From an antitrust point of view, this means taking a more wholistic view of the consumer-welfare standard that is at the heart of American monopoly law, crucially determining whether mergers should go forward. Slater laments how neoliberals of the Left and the Right, under both George W. Bush and Barack Obama, reduced consumer welfare to consumer prices alone, neglecting other factors, such as whether a merger would substantially lessen competition or cost jobs (consumers are also workers, after all).

Today’s antitrust renaissance — represented on the Right by Slater and Ferguson and on the Left by Biden-era czars like Lina Khan and Jonathan Kanter — is all about reopening windows onto the economy that had been shuttered by the neoliberals. Yet Slater resists the “Khan-servative” label embraced by Right-of-center fans of the progressive antimonopoly crusader.

“There’s some overlap, like in the Venn diagram, there is some overlap” with Khan’s approach, Slater says. But there are also significant points of departure. For one thing, Khan led the FTC, aggressively using that agency’s rulemaking authority, which had long been left dormant. Slater, by contrast, is at the Antitrust Division, strictly an enforcement agency.

Philosophically, too, Slater sees herself as perhaps more deal-friendly compared to Khan. “If you’re doing a merger that’s benign”, says Slater, “we’ll just get out of the way. There was a perception . . . that a lot of deals were being held up for a long time, unnecessarily by both agencies [the FTC and the Antitrust Division]. And that was leading to inefficiencies” and hindering “deal flow”. Slater hopes that her approach — “If your deal is not a problem, we’re gonna say, ‘OK, you’re free to merge’ ” — will lead to less polarising drama in the business community.

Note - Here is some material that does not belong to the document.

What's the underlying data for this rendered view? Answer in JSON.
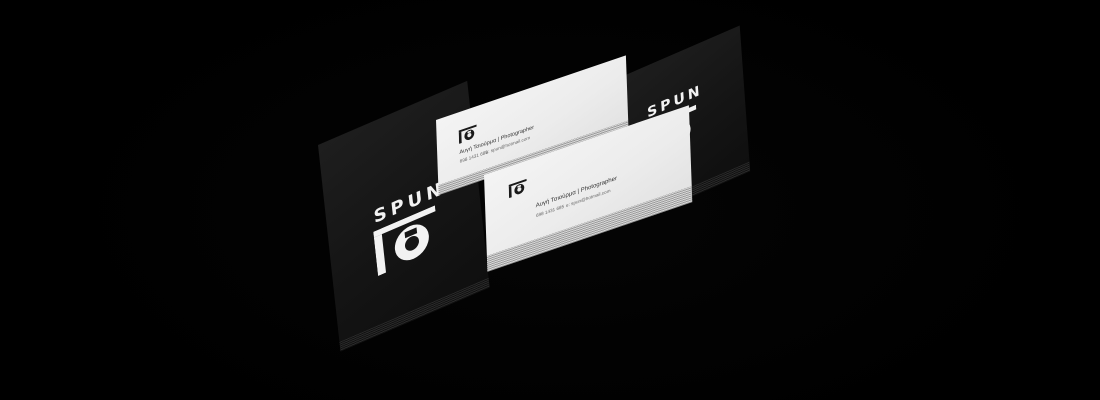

At the same time, she has so far retained the merger-review guidelines the Trumpians inherited from Team Biden. Though standard practice, the move has triggered grumbling in the pro-business press. It also garnered praise from a group of high-ranking progressives and Biden alumni I spoke with earlier this month. Slater is also scrutinising the use of anticompetitive practices to suppress wages — winning a criminal conviction against a home health agency to fix nurses’ wages in Las Vegas. And she beams about meeting Teamsters President Sean O’Brien as one of her earliest steps in the role.

Speaking to Slater and her colleagues — one of them vents rage about how corporate attorneys used to walk around the DOJ building as if they owned it — it’s hard to believe they’re part of the same administration as Elon Musk, who positively loathed Biden’s trust-busters. Slater says she supports DOGE’s mission, even as she has resisted its efforts to shutter her division’s local field offices.

After our interview, I email her to ask if she would hesitate to act against one of Musk’s firms if she concluded that it was engaging in monopolistic behavior. In response, she sent me a screenshot of Trump’s Truth Social post announcing her nomination to the job, underlining the President’s expectation that she will enforce the law “vigorously and FAIRLY.”